NeurochacharaUn reclamo publicitario frecuente es el sexo, otro –extrañamente- es la Ciencia. Si bien el primer recurso parece bastante natural dada nuestra preparación biológica para prestar atención a estímulos de naturaleza sexual, en el caso de la Ciencia el mecanismo persuasivo parece más sutil y tal vez por ello también menos sujeto a la crítica racional. Quizá la Ciencia se ha convertido en la nueva Autoridad, que determina qué productos son los más adecuados para consumir y cómo debe uno comportarse en el templo del consumo –el supermercado. Pero paradójicamente, se trata de una actitud poco acorde con el verdadero espíritu de la ciencia.
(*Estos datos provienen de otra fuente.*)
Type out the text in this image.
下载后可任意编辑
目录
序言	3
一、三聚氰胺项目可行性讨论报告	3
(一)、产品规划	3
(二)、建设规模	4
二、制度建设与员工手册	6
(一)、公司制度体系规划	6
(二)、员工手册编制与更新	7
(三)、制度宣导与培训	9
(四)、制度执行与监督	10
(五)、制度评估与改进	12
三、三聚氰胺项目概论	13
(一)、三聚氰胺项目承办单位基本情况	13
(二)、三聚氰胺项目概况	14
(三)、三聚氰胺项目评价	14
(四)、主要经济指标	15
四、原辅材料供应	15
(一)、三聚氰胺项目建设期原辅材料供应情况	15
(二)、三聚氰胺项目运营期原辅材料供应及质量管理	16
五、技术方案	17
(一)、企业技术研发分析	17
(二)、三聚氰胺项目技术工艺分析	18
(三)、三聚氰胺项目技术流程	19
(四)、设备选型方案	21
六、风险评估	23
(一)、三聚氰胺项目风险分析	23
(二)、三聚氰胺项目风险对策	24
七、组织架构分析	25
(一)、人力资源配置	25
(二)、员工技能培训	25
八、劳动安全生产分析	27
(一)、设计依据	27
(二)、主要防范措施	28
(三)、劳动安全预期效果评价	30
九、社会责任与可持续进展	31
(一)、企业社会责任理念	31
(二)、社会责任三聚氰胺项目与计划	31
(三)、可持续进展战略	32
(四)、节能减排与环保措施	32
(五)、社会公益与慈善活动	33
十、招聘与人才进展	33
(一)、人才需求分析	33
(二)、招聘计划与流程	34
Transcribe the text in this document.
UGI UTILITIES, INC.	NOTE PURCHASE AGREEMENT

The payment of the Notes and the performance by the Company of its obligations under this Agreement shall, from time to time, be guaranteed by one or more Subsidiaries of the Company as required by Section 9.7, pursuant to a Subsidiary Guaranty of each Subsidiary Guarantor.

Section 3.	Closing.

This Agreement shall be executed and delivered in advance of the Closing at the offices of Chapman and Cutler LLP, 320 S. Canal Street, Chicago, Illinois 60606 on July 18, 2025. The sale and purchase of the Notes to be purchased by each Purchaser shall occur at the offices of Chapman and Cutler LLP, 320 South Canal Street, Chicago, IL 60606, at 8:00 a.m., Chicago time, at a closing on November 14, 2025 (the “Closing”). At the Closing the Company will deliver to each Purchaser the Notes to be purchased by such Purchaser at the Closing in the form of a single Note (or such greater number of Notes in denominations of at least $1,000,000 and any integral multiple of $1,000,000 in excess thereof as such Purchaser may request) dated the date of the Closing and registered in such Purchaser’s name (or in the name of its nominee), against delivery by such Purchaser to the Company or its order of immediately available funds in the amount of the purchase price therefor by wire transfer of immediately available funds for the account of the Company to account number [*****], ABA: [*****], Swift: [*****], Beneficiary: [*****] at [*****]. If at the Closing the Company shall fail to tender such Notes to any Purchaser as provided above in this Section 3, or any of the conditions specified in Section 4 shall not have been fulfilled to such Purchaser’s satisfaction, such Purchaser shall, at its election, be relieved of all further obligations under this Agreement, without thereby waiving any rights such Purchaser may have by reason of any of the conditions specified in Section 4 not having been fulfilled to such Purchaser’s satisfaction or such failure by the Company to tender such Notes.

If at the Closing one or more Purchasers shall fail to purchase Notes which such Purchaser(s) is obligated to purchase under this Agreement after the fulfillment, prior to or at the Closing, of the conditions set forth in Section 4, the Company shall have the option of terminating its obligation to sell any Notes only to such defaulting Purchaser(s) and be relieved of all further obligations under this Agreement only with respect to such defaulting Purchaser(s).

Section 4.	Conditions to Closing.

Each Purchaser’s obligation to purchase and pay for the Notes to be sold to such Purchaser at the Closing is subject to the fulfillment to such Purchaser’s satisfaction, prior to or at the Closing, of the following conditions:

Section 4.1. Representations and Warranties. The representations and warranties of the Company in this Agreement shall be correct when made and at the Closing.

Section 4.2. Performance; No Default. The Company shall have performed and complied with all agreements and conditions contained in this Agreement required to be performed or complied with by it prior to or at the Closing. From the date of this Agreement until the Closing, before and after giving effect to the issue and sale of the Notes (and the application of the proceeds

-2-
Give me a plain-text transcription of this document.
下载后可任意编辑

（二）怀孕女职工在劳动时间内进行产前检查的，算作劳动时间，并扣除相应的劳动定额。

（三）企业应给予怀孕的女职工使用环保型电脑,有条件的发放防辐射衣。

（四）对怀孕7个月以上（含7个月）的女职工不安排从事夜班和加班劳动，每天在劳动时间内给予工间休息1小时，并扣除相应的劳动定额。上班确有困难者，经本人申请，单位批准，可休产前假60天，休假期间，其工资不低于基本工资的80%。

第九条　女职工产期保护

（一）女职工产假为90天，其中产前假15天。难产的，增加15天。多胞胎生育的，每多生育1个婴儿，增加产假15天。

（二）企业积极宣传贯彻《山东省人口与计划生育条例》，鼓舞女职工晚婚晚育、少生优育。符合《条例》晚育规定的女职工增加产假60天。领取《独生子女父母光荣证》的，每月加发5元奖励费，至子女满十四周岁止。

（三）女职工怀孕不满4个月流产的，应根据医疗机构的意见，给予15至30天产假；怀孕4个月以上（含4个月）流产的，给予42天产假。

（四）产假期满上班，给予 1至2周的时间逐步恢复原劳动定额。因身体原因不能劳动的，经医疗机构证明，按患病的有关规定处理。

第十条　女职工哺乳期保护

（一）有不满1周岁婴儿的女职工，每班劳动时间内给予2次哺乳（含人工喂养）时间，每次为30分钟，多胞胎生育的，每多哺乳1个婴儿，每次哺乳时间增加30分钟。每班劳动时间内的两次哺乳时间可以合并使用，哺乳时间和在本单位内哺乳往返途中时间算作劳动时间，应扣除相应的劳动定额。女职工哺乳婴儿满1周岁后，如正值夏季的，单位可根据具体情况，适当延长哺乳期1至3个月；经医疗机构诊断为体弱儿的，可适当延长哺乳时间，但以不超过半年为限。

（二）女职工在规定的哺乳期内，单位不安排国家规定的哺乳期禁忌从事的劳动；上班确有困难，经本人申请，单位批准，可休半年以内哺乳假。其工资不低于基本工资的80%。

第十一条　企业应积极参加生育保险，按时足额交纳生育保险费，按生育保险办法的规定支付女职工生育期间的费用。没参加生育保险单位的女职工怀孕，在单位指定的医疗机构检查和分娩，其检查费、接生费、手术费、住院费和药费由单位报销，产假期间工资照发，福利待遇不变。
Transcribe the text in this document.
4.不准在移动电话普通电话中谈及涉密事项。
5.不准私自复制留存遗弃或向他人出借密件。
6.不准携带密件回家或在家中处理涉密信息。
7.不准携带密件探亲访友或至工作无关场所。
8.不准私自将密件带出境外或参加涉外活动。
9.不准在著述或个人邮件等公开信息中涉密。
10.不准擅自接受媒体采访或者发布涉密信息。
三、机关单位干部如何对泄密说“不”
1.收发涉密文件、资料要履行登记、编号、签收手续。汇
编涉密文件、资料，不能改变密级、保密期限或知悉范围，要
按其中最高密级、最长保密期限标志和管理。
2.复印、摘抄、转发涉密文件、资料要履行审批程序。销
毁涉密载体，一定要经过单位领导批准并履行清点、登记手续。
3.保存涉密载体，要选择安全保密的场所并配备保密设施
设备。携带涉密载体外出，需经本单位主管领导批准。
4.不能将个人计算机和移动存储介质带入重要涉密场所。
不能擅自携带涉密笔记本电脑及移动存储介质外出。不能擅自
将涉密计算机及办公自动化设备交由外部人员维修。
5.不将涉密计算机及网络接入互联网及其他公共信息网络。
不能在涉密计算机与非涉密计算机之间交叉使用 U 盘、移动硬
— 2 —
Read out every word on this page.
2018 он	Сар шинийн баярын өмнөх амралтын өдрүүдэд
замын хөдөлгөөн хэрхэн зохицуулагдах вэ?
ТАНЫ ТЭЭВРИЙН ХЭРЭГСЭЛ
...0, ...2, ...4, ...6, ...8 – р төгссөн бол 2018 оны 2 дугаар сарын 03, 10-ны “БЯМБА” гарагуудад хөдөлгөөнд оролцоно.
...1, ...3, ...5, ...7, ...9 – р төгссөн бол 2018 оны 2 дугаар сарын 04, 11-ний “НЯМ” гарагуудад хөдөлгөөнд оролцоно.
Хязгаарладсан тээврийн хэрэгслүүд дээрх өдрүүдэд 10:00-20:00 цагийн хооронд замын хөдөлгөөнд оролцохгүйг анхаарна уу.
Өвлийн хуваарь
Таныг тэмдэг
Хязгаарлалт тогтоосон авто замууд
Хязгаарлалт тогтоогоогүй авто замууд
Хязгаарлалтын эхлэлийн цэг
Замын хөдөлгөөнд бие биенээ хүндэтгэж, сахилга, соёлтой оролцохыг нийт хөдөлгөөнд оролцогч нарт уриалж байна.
Por otra parte, cierto temor a reconocer que uno no sabe qué es el Lactobacillus Casei y la necesidad de creer en soluciones mágicas contribuyen a que –desde lo más profundo de su mente- el consumidor se entregue a la compra compulsiva de cualquier tipo de crecepelos científicamente avalado, ya sea para la flora intestinal o el cuero cabelludo. Es lo que el percusionista y premio Nobel de Física Richard Feynman ha denominado como Cargo Cult Science: el uso de la parafernalia científica como ritual de un extraño culto, en el fondo vacío de rigor y utilidad práctica. También las palabras mágicas de las neurociencias han entrado a formar parte de esta adoración pseudocientífica, y así por ejemplo basta con anteponer el prefijo “neuro-” a cualquier palabra para dejar patente que el referente en cuestión es algo “científicamente sobrenatural”.

Molly Crockett, investigadora del Wellcome Trust Centre for Neuroimaging (University College London), nos alerta de ello en una charla TEDtalks. En su argumentación, entre otros temas, se refiere a una investigación donde se encontró que incluir la imagen de un cerebro en un artículo hacía más creíble la información presentada, o a la idea extendida de que las técnicas de neuroimagen nos permiten “leer” la mente de la persona al escanear su cerebro. Especialmente, Crockett incide sobre tres puntos:

  • En ocasiones, los estudios que avalan los beneficios de un producto basado en un “neuro-avance” carecen del rigor metodológico suficiente.
  • Otras veces, no se nos cuenta la historia completa y los resultados se reportan parcialmente o sin el contexto adecuado para su correcta interpretación.
  • Finalmente, no es raro que los resultados realmente obtenidos y las conclusiones a las que se puede llegar a partir de ellos sufran distorsiones a medida que un estudio se va divulgando.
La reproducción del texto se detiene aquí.